Sanatçı için artık Türk halkının ulusal özelliklerini, ruhunu heykel aracılığıyla estetize ederek anıtlaştırma ve yüceltme dönemi başlıyordu.

Tankut Öktem’in kariyerinde yepyeni bir sayfa açılıyordu. Türk toplumu üzerine yaptığı incelemeleri, gözlemleri, Atatürk betimleriyle ilgili düşüncelerini şöyle dile getiriyordu.

“Türk insanının en büyük özelliği iyi bir anneye sahip olmasıdır. Türkiye’deki anne dünyanın hiç bir yerindeki anneye benzemez. Evladı için ölür; vatanı için ölmesini bilmiştir. İstiklal savaşında en büyük fedakarlığı Türk annesi, Türk kadını yapmıştır. Türk insanı fedakardır, cefakardır, her türlü eziyete katlanabilir eğer doğru yönlendirilirse onun yapamayacağı hiç bir şey yoktur.

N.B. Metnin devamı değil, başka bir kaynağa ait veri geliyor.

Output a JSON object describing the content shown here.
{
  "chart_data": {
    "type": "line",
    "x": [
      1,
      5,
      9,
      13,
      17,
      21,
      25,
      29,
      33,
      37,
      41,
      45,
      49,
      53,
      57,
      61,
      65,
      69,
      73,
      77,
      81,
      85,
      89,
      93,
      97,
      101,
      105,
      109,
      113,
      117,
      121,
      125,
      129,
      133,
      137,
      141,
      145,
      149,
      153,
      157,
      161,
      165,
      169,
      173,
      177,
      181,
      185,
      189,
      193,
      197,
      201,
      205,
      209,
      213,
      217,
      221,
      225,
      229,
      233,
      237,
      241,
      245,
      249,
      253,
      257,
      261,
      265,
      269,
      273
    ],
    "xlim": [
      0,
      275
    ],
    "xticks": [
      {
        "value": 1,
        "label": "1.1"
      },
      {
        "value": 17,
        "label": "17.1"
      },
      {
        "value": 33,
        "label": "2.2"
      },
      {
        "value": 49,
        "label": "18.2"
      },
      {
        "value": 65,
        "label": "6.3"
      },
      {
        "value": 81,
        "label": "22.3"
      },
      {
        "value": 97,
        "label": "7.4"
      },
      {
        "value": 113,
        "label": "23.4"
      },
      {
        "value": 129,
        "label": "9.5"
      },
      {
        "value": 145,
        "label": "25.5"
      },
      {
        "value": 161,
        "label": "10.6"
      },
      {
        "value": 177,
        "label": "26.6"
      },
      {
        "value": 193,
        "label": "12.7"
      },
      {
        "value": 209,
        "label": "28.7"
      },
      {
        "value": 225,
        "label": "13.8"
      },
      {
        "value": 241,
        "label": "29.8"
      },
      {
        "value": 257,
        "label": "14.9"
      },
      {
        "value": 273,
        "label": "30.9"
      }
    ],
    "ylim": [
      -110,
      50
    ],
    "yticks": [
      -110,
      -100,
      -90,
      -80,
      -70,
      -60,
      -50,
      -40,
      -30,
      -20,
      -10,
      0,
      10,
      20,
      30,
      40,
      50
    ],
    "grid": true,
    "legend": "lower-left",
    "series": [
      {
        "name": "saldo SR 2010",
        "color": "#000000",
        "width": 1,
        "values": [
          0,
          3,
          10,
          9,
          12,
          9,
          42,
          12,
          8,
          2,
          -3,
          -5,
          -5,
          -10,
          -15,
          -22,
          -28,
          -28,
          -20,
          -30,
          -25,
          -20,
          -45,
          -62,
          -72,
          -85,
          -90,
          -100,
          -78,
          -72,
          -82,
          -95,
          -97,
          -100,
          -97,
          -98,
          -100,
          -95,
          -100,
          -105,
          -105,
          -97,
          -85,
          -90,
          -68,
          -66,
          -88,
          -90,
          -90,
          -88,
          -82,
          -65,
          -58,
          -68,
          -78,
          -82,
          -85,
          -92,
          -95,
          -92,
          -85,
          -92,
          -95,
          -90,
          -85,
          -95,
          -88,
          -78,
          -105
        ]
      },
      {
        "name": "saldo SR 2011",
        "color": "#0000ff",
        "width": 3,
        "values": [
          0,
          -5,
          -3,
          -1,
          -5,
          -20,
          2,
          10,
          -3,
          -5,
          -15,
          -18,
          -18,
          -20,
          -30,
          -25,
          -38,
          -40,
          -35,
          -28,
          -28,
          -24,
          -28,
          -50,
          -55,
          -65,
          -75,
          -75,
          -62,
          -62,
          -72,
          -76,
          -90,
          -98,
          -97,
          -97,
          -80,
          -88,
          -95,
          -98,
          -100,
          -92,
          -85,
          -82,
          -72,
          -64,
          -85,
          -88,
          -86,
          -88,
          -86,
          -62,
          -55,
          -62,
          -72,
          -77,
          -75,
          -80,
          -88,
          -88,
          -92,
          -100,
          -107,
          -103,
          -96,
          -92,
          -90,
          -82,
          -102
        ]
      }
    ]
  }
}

Aile birliğine, Tanrıya, ilahi güçlere inanır. Kahramanlık yapmak onun için gayet doğal bir olaydır. Bu özellikler dünyanın hiç bir milletinde yoktur. İşte ben, benden önceki heykeltraşların Atatürk’ü durgun kılan, statikleştiren neredeyse ilahlaştıran sanat anlayışlarına isyan ettim. Önceleri, onlara benzeyen heykeller yapmaya uğraştım. Sonradan düşündüm ki onlarla yarışmaya hiç gerek yok.

Çünkü onlar doğru yolda değil. Ben Atatürk kompozisyonlarımda devrimci, aydın, ilerici bir komutan edasından bir parça olarak gösterdim.1970-80 döneminde herkes birbiriyle kavgalıydı. O dönemde işçi sınıfının bütün dünyaya hakim olacağı inancı yaygınlaştırılmaya çalışılıyordu. O sırada ben buna karşı çıktım, fakat konuşarak mı, yazı yazarak mı hayır yaptığım heykellerle karşı çıktım.

Çünkü şuna inanıyordum. Türkiye’de başarı bütün sınıfların elele vermesiyle mümkün olabilirdi. O zaman yaptığım bütün heykellerde bir işçiyi bir köylüyü, bir Türk annesini, bir üniversiteliyi kolkola gösterdim. Benim o gün verdiğim mesajlar bugün bütün tazeliğini korumaktadır. Bugün toplum bireylerinin çoğu bütün sınıfların elele vermesiyle düzlüğe çıkılabileceğini kavramış değil.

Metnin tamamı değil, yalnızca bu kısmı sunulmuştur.